Em declarações à agência Lusa, Carlos Cortes considerou a decisão “absolutamente lamentável”, sublinhando que “a Ordem dos Médicos censura qualquer tipo de intervenção colocada, logo à partida, desta forma”.

“Em primeiro lugar, temos de garantir sempre a segurança clínica”, que não deve ser imposta “por decreto”, mas com a tomada das opções técnicas mais adequadas.

O bastonário defendeu que é necessária uma reorganização das urgências de ginecologia obstetrícia na península de Setúbal, que, segundo disse “tem tido uma “história de sucessivos falhanços”, e avisou que “esta postura de querer fazer as coisas à força, obrigando, sem dialogar, sem falar, sem explicar os objetivos, sem explicar como é que as coisas vão ser feitas, sem ouvir também outras opções, outras possíveis soluções, pode levar a mais um falhanço”.

O bastonário lembrou que já houve tentativas em todo o país de obrigar médicos a deslocarem-se para outros locais, “contra aquilo que é a razoabilidade técnica, a evidência técnica”, o que acabou com a saída dos médicos como aconteceu no Hospital Santa Maria, em Lisboa, de onde saíram sete obstetras.

“Temos esta experiência em Portugal, por isso é que eu acho este anúncio lamentável. É de alguém que não conhece a realidade de Portugal”, vincou.

“Tudo aquilo que é feito à força, posso-lhe garantir, não vai correr bem e nunca terá o apoio da Ordem dos Médicos”, declarou.

Esta forma de transferir equipas já ocorreu no verão de 2023, no Hospital de Santa Maria, aquando do fecho da maternidade para obras e construção da nova unidade. Na altura, Ana Paula Martins estava na administração do Santa Maria.

A mudança forçada de profissionais – para o Hospital São Francisco Xavier – foi justificada com a superior proteção da saúde pública, mas a situação não correu bem e, na altura, sete obstetras decidiram rescindir com o Serviço Nacional de Saúde.

A junção de profissionais na urgência de São Francisco Xavier durou cerca de um mês.

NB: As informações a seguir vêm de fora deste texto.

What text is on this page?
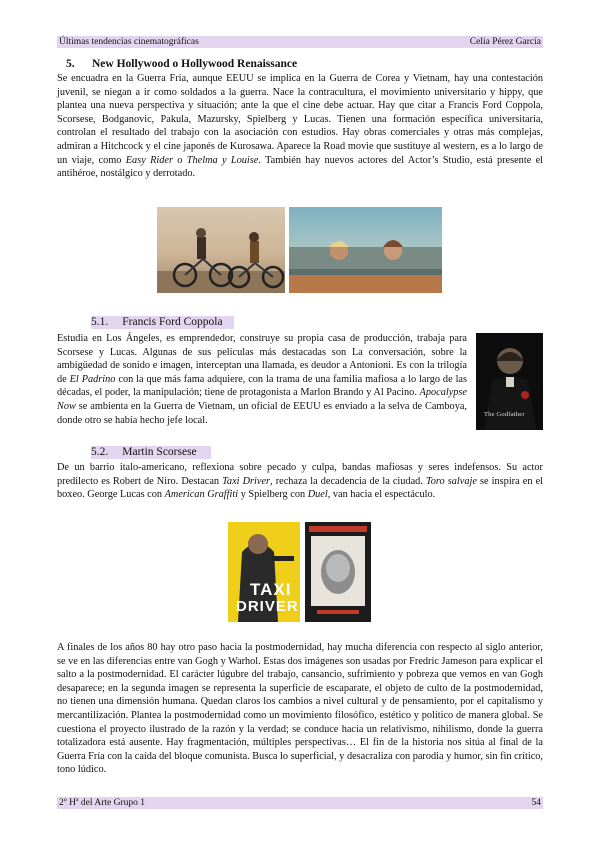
Últimas tendencias cinematográficas	Celia Pérez García
5. New Hollywood o Hollywood Renaissance

Se encuadra en la Guerra Fría, aunque EEUU se implica en la Guerra de Corea y Vietnam, hay una contestación juvenil, se niegan a ir como soldados a la guerra. Nace la contracultura, el movimiento universitario y hippy, que plantea una nueva perspectiva y situación; ante la que el cine debe actuar. Hay que citar a Francis Ford Coppola, Scorsese, Bodganovic, Pakula, Mazursky, Spielberg y Lucas. Tienen una formación específica universitaria, controlan el resultado del trabajo con la asociación con estudios. Hay obras comerciales y otras más complejas, admiran a Hitchcock y el cine japonés de Kurosawa. Aparece la Road movie que sustituye al western, es a lo largo de un viaje, como Easy Rider o Thelma y Louise. También hay nuevos actores del Actor’s Studio, está presente el antihéroe, nostálgico y derrotado.

5.1. Francis Ford Coppola

Estudia en Los Ángeles, es emprendedor, construye su propia casa de producción, trabaja para Scorsese y Lucas. Algunas de sus películas más destacadas son La conversación, sobre la ambigüedad de sonido e imagen, interceptan una llamada, es deudor a Antonioni. Es con la trilogía de El Padrino con la que más fama adquiere, con la trama de una familia mafiosa a lo largo de las décadas, el poder, la manipulación; tiene de protagonista a Marlon Brando y Al Pacino. Apocalypse Now se ambienta en la Guerra de Vietnam, un oficial de EEUU es enviado a la selva de Camboya, donde otro se había hecho jefe local.

The Godfather
5.2. Martin Scorsese

De un barrio italo-americano, reflexiona sobre pecado y culpa, bandas mafiosas y seres indefensos. Su actor predilecto es Robert de Niro. Destacan Taxi Driver, rechaza la decadencia de la ciudad. Toro salvaje se inspira en el boxeo. George Lucas con American Graffiti y Spielberg con Duel, van hacia el espectáculo.

TAXI
DRIVER

A finales de los años 80 hay otro paso hacia la postmodernidad, hay mucha diferencia con respecto al siglo anterior, se ve en las diferencias entre van Gogh y Warhol. Estas dos imágenes son usadas por Fredric Jameson para explicar el salto a la postmodernidad. El carácter lúgubre del trabajo, cansancio, sufrimiento y pobreza que vemos en van Gogh desaparece; en la segunda imagen se representa la superficie de escaparate, el objeto de culto de la postmodernidad, no tienen una dimensión humana. Quedan claros los cambios a nivel cultural y de pensamiento, por el capitalismo y mercantilización. Plantea la postmodernidad como un movimiento filosófico, estético y político de manera global. Se cuestiona el proyecto ilustrado de la razón y la verdad; se conduce hacia un relativismo, nihilismo, donde la guerra totalizadora está ausente. Hay fragmentación, múltiples perspectivas… El fin de la historia nos sitúa al final de la Guerra Fría con la caída del bloque comunista. Busca lo superficial, y desacraliza con parodia y humor, sin fin crítico, tono lúdico.

2º Hª del Arte Grupo 1	54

Em declarações ao Expresso, o ex-ministro da ministro da Saúde, Manuel Pizarro, chamou a atenção para as diferenças para com a concentração na margem sul: “Não foi fácil e alguns médicos nunca chegaram a sair do Santa Maria. Mas havia um motivo de força maior, o fecho da maternidade para obras, e por isso a urgência [estava impedida] de continuar a assegurar cuidados. E tinha um caráter temporário.”

Mas já antes, em maio de 2023, o anterior Governo conseguiu a partilha de escalas de urgência em obstetrícia com elementos dos hospitais das Caldas e de Leiria, mas neste caso dispensou qualquer despacho pois a alteração ocorreu de forma voluntária.

Os sindicatos garantem que, à exceção dos médicos em dedicação plena, não vai ser possível obrigar as equipas a mudarem de local de trabalho contra a sua vontade pois “os acordos coletivos protegem os médicos da deslocação do seu local de trabalho”, disse a presidente da FNAM, Joana Bordalo e Sá.

A dirigente sindical explica que a concentração dos cuidados “foi possível entre o Santa Maria e o São Francisco Xavier porque estão no mesmo concelho”.

O secretário-geral do Sindicato Independente dos Médicos, Nuno Rodrigues, não tem dúvidas de que a “mobilização dos médicos terá de ser em regime voluntário”.

Diz que o sindicato apoia a ideia de uma urgência metropolitana, mas com quatro garantias: “A adesão voluntária, a existência de equipas completas e incentivos remuneratórios e não remuneratórios, porque se os médicos vão trabalhar mais também têm de descansar mais.”